David Pallister's timing of the explosion (about 1918 hours) was corrected by Sheriff Principal John Mowat at the Lockerbie Fatal Accident Inquiry, as follows:

"I have timed all the deaths as 'at or about 1905 hours on 21 December 1988'. The evidence was to the effect that the detonation of the device took place at about 1903 hours and that parts of the wreckage landed on Lockerbie some 45 seconds later. I considered that 'at or about 1905 hours' was a reasonably, accurate estimate of the time of all the deaths, taking into account the statement in the pathological report (No 169 of Process) that a body thrown from the aircraft at about 31,000 feet would have taken approximately two and a half minutes to reach the ground.[7]

South African connection

On 7 December 1989, Patrick Haseldine's letter "Finger of suspicion", which referred to David Pallister's article, was published:

"Exactly one year ago, you published my letter suggesting that Mrs Thatcher might have a blind spot as far as South African terrorism is concerned. Fourteen days after publication, Pan Am Flight 103 was blown out of the sky upon Lockerbie. Of the 270 victims, the most prominent person was the Swede Mr Bernt CarlssonUN Commissioner for Namibia – whose obituary appeared on page 29 of your December 23, 1988 edition.
"I cannot be the only puzzled observer of this tragedy to wonder why police attention did not immediately focus on a South African connection. The question to be put (probably to Mrs Thatcher) is: given the South African proclivity to using the diplomatic bag for conveying explosives and the likelihood that the bomb was loaded aboard the aircraft at Heathrow (vide David Pallister, The Guardian, November 9, 1989) why has it taken so long for the finger of suspicion to point towards South Africa?
"Were police inquiries into Lockerbie subject to any political guidance or imperatives?
Patrick Haseldine
(Address supplied) [8]

Awards

David Pallister was centrally involved as a personal libel defendant in the dénouement of Jonathan Aitken, causing Aitken to be convicted and jailed for perjury.
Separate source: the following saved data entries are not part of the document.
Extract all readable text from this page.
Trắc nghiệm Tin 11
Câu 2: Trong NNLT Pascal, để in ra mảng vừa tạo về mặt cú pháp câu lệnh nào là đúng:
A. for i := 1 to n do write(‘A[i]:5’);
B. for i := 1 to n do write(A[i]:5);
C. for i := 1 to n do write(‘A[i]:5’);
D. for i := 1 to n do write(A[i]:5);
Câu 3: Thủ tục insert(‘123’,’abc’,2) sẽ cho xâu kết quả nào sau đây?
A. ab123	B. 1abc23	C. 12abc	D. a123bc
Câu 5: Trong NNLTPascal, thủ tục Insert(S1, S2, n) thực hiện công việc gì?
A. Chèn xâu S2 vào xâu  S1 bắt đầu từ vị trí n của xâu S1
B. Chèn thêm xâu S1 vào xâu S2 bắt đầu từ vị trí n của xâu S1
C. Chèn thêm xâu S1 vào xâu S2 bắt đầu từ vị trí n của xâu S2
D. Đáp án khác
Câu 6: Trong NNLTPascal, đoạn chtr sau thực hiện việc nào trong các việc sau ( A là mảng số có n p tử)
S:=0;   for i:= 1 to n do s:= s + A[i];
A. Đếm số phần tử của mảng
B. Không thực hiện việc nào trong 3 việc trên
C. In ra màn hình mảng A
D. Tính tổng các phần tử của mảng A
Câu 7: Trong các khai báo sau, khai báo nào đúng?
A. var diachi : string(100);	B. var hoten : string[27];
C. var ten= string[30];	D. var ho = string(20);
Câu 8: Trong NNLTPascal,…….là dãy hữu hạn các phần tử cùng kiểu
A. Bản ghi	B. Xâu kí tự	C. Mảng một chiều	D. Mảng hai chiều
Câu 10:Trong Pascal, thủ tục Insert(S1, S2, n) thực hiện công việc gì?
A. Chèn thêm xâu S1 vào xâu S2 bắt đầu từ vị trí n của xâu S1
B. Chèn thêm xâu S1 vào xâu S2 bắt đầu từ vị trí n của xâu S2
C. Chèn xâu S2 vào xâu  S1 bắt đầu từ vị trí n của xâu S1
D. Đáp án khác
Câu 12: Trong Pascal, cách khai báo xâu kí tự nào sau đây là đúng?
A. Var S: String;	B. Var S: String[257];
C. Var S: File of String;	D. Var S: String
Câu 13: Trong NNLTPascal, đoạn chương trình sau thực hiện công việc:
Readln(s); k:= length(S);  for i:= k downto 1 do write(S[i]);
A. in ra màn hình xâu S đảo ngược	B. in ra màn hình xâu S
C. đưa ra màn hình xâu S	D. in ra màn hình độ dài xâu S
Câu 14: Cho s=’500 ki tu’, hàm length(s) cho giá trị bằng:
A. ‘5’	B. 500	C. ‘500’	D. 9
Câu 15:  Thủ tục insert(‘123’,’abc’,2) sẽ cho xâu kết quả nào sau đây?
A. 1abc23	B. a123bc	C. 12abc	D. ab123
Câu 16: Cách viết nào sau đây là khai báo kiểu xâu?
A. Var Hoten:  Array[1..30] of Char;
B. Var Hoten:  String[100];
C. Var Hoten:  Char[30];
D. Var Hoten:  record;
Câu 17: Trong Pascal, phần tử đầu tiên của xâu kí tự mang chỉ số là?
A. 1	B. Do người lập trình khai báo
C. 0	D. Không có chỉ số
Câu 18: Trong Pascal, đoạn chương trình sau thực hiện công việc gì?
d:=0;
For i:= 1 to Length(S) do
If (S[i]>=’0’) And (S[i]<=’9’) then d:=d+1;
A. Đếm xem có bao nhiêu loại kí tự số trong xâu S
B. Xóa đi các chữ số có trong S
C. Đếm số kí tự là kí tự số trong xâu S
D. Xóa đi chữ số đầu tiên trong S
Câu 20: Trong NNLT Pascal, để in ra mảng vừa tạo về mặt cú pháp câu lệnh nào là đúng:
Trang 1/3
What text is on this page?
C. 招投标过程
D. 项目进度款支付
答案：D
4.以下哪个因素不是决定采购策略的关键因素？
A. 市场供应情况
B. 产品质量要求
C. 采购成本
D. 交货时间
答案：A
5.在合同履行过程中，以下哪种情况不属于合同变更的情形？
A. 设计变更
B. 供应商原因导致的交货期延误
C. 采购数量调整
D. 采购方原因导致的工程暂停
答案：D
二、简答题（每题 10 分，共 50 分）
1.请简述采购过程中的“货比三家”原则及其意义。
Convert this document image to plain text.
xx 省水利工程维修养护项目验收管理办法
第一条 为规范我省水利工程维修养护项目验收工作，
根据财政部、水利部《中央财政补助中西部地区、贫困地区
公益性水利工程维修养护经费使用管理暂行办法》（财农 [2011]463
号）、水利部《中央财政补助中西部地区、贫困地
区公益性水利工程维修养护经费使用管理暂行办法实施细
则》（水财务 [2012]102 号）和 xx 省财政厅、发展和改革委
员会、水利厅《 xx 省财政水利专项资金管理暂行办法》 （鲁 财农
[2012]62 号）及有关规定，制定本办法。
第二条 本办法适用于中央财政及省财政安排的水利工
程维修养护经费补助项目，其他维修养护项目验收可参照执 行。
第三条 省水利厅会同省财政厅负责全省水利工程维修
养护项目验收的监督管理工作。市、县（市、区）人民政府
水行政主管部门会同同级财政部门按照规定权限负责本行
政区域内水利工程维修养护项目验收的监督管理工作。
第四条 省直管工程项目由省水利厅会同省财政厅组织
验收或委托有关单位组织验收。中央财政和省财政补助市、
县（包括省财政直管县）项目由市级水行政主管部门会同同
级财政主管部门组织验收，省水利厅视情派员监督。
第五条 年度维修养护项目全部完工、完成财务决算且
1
He was a Guardian team member at the British Press Awards for the Neil Hamilton affair (1997) and the Aitken case (1998). He won a 'Project Censored' award[9] from Sonoma State University (2002, with Greg Palast) on the failure of the FBI to investigate the Bin Laden family. In 1999 his reporting of the Stephen Lawrence case was shortlisted for a Commission for Racial Equality media award.

Bibliography

David Pallister is the author (with Sarah Stewart and Ian Lepper) of "South Africa Inc.: The Oppenheimer Empire" (Simon & Schuster, 1987).[10] He helped Gerry Conlon of the Guildford Four with his autobiography, "Proved Innocent" (Hamish Hamilton, 1990).[11] With Luke Harding and David Leigh, he was co-author of "The Liar: The Fall of Jonathan Aitken" (Penguin, 1997).[12]